Ей было неприятно, как он ел — хлебал, прихлебывал, обсасывал кости, ел много, долго, вальяжно. Он очень заботился о своем здоровье, во всяком случае любил говорить об этом, а сам год от года рыхлел. Сначала ей даже нравилось ухаживать за ним, и она подмечала странное в себе — почти рабское желание подчиняться ему и в то же время едва ли не материнское стремление оборонить и защитить его — точно он был каким-то беспомощным. Ее часто коробило от его мужланской грубости, неожиданных слов и причуд, но она сносила все это, увещевая себя, что сумеет со временем повлиять на него и в конце концов он с годами помягчеет, что это у него какой-то затянувшийся «подростковый возраст». Ей страстно хотелось подчинить его, посадить, как медведя, на цепочку. Сломить такого сильного и самобытного — в этом была проверка своих сил, что ли? А может быть, эта мысль появилась уже потом, и она хотела доказать самой себе, что должна и в силах изменить его, хотя кому это надо? — мелькало иногда.

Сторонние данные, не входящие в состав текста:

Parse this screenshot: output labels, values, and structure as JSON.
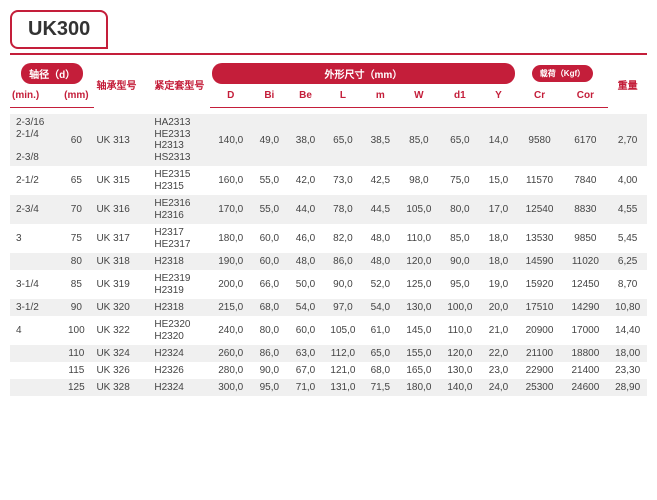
{
  "title": "UK300",
  "header": {
    "shaft": "轴径（d）",
    "min": "(min.)",
    "mm": "(mm)",
    "model": "轴承型号",
    "sleeve": "紧定套型号",
    "dims": "外形尺寸（mm）",
    "load": "载荷（Kgf）",
    "weight": "重量",
    "cols": {
      "D": "D",
      "Bi": "Bi",
      "Be": "Be",
      "L": "L",
      "m": "m",
      "W": "W",
      "d1": "d1",
      "Y": "Y",
      "Cr": "Cr",
      "Cor": "Cor"
    }
  },
  "rows": [
    {
      "alt": true,
      "min": "2-3/16\n2-1/4\n\n2-3/8",
      "mm": "60",
      "model": "UK 313",
      "sleeve": "HA2313\nHE2313\nH2313\nHS2313",
      "D": "140,0",
      "Bi": "49,0",
      "Be": "38,0",
      "L": "65,0",
      "m": "38,5",
      "W": "85,0",
      "d1": "65,0",
      "Y": "14,0",
      "Cr": "9580",
      "Cor": "6170",
      "wt": "2,70"
    },
    {
      "alt": false,
      "min": "2-1/2",
      "mm": "65",
      "model": "UK 315",
      "sleeve": "HE2315\nH2315",
      "D": "160,0",
      "Bi": "55,0",
      "Be": "42,0",
      "L": "73,0",
      "m": "42,5",
      "W": "98,0",
      "d1": "75,0",
      "Y": "15,0",
      "Cr": "11570",
      "Cor": "7840",
      "wt": "4,00"
    },
    {
      "alt": true,
      "min": "2-3/4",
      "mm": "70",
      "model": "UK 316",
      "sleeve": "HE2316\nH2316",
      "D": "170,0",
      "Bi": "55,0",
      "Be": "44,0",
      "L": "78,0",
      "m": "44,5",
      "W": "105,0",
      "d1": "80,0",
      "Y": "17,0",
      "Cr": "12540",
      "Cor": "8830",
      "wt": "4,55"
    },
    {
      "alt": false,
      "min": "3",
      "mm": "75",
      "model": "UK 317",
      "sleeve": "H2317\nHE2317",
      "D": "180,0",
      "Bi": "60,0",
      "Be": "46,0",
      "L": "82,0",
      "m": "48,0",
      "W": "110,0",
      "d1": "85,0",
      "Y": "18,0",
      "Cr": "13530",
      "Cor": "9850",
      "wt": "5,45"
    },
    {
      "alt": true,
      "min": "",
      "mm": "80",
      "model": "UK 318",
      "sleeve": "H2318",
      "D": "190,0",
      "Bi": "60,0",
      "Be": "48,0",
      "L": "86,0",
      "m": "48,0",
      "W": "120,0",
      "d1": "90,0",
      "Y": "18,0",
      "Cr": "14590",
      "Cor": "11020",
      "wt": "6,25"
    },
    {
      "alt": false,
      "min": "3-1/4",
      "mm": "85",
      "model": "UK 319",
      "sleeve": "HE2319\nH2319",
      "D": "200,0",
      "Bi": "66,0",
      "Be": "50,0",
      "L": "90,0",
      "m": "52,0",
      "W": "125,0",
      "d1": "95,0",
      "Y": "19,0",
      "Cr": "15920",
      "Cor": "12450",
      "wt": "8,70"
    },
    {
      "alt": true,
      "min": "3-1/2",
      "mm": "90",
      "model": "UK 320",
      "sleeve": "H2318",
      "D": "215,0",
      "Bi": "68,0",
      "Be": "54,0",
      "L": "97,0",
      "m": "54,0",
      "W": "130,0",
      "d1": "100,0",
      "Y": "20,0",
      "Cr": "17510",
      "Cor": "14290",
      "wt": "10,80"
    },
    {
      "alt": false,
      "min": "4",
      "mm": "100",
      "model": "UK 322",
      "sleeve": "HE2320\nH2320",
      "D": "240,0",
      "Bi": "80,0",
      "Be": "60,0",
      "L": "105,0",
      "m": "61,0",
      "W": "145,0",
      "d1": "110,0",
      "Y": "21,0",
      "Cr": "20900",
      "Cor": "17000",
      "wt": "14,40"
    },
    {
      "alt": true,
      "min": "",
      "mm": "110",
      "model": "UK 324",
      "sleeve": "H2324",
      "D": "260,0",
      "Bi": "86,0",
      "Be": "63,0",
      "L": "112,0",
      "m": "65,0",
      "W": "155,0",
      "d1": "120,0",
      "Y": "22,0",
      "Cr": "21100",
      "Cor": "18800",
      "wt": "18,00"
    },
    {
      "alt": false,
      "min": "",
      "mm": "115",
      "model": "UK 326",
      "sleeve": "H2326",
      "D": "280,0",
      "Bi": "90,0",
      "Be": "67,0",
      "L": "121,0",
      "m": "68,0",
      "W": "165,0",
      "d1": "130,0",
      "Y": "23,0",
      "Cr": "22900",
      "Cor": "21400",
      "wt": "23,30"
    },
    {
      "alt": true,
      "min": "",
      "mm": "125",
      "model": "UK 328",
      "sleeve": "H2324",
      "D": "300,0",
      "Bi": "95,0",
      "Be": "71,0",
      "L": "131,0",
      "m": "71,5",
      "W": "180,0",
      "d1": "140,0",
      "Y": "24,0",
      "Cr": "25300",
      "Cor": "24600",
      "wt": "28,90"
    }
  ]
}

Он был гуляка и Моцарт, — как он сам о себе говорил.

Он мог неделями ничего не делать, лежать, читать какой-нибудь детектив, перебирать коллекцию своих значков, — он начал собирать их еще в первых классах школы, но и сейчас трясся от вожделения, если ему попадался какой-нибудь уникальный: такие он получал в обмен у иностранных туристов или привозил из своих заграничных поездок. Эта детская страсть поначалу ее тоже умиляла. Она делала, казалось ей, Лео более доступным.

В дни получек он пропадал допоздна, а потом, часто среди ночи, заявлялся с честной компанией и кого-то еще посылали в ресторан-поплавок, чтобы через швейцара раздобыть пару бутылок коньяку. И это ей поначалу нравилось.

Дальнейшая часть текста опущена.